Stocks Not Yet at Bottom, Says Morgan Stanley Analyst Who Predicted ‘Rolling Recession’

For years, Morgan Stanley’s Mike Wilson maintained that a “rolling recession” was visible yet overlooked, even as Wall Street hailed what seemed like a boom. Now, he’s making another contrarian assertion: half the stock market is already in a bear market, the correction has been ongoing for six months, and this week’s panicking investors are late to the reaction.

In a note released Monday, Wilson—Morgan Stanley’s chief U.S. equity strategist—argued that the recent dramatic market volatility is not the start of a sell-off. It is closer to the conclusion. “This correction is advanced in both time and price,” he wrote, supporting his claim with a notable data point: 50% of all stocks in the Russell 3000 are now down at least 20% from their 52-week highs, and among S&P 500 components, the figure surpasses 40%.​

Context matters here. Wilson spent years—often alone in his view—arguing that the economy was far weaker for many companies and consumers than headline economic metrics (such as nominal GDP or employment figures) indicated. Instead of a single collapse, he said, weakness spread across sectors—starting with tech, then consumer goods, then the broader economy—meaning traditional recession markers like surging unemployment and plummeting GDP stayed subdued while underlying distress grew. He termed this a “rolling recession.” Most on Wall Street dismissed his perspective.​

His analysis held up. Wilson pinpointed April 2025—the month when the White House’s Liberation Day tariff announcement triggered market capitulation—as the recession’s low point. From there, earnings revision breadth staged a sharp V-shaped recovery, payroll revisions improved, and layoff data peaked and began to decline. The early-cycle recovery he had predicted was underway. Crucially, this recovered, reaccelerating backdrop informs Wilson’s take on current market turbulence.​

This week’s sell-off, he contended, has been a “correction within a bull market”—not the onset of a new downturn. It began last fall, when liquidity tightened, long before crude oil prices surged and the VIX spiked in recent weeks amid the escalation of conflict in Iran. The geopolitical shock acted as a “final push”—the type of capitulatory event that typically signals an end rather than a beginning.​

Data backs up the extent of damage already incurred. Software and services stocks have been the worst affected, with 97% of S&P 500 companies in that sector trading at least 10% below their 52-week highs. Semiconductors, consumer discretionary, and financial services stocks show a similar pattern. The roughly 15% decline of the S&P 500 index from its peak is significant—but it greatly underrepresents how widely the downturn has spread beneath the surface.​

But what if the war continues indefinitely?

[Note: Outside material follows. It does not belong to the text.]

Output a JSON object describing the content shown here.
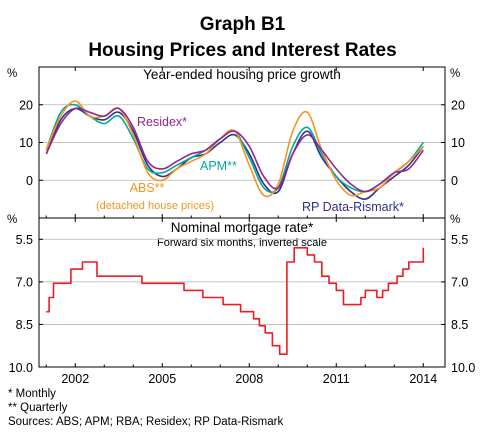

What differentiates the current environment from the darker periods of the rolling recession era, according to Wilson, is that the fundamental economic engine is strong. S&P 500 earnings are growing at 13% and accelerating—the opposite of the deteriorating earnings environment that accompanied past oil-shock recessions. Crude prices have risen about 40% year-over-year, well below the 100%+ spikes that have historically derailed business cycles. Fiscal support is robust, with personal income tax refunds up 17% year-over-year, and the Fed has shifted back to an expansionary stance after reducing its balance sheet for much of last year.​

The catch, of course, is that Wilson’s analysis hinges on the Iran conflict remaining contained, oil staying below $100 per barrel, and the geopolitical situation resolving in “weeks, not months.” These are major assumptions given the entrenched nature of the Iran War, which, by all appearances, will last longer than the 3 weeks President Trump publicly projected. History shows geopolitical shocks often defy tidy resolution timelines.

Wilson himself notes that disruptions in the Strait of Hormuz are blocking roughly 20 million barrels per day of tanker traffic, and tapping strategic petroleum reserves will only replace a small portion of that volume. If crude breaks above $100 and stays there for an extended period—which Wilson acknowledges would completely alter his view—the dynamic shifts from a “correction in a bull market” to something more severe. The bear scenario isn’t a distant tail risk. It’s one escalation away.

Critics of Wilson should note one key point: his track record of identifying inflection points. He was correct about the rolling recession when the consensus scoffed. He was right that Liberation Day marked the trough. These calls weren’t flukes—they were grounded in a rigorous framework of leading indicators, earnings revision breadth, and liquidity tracking that most strategists overlooked.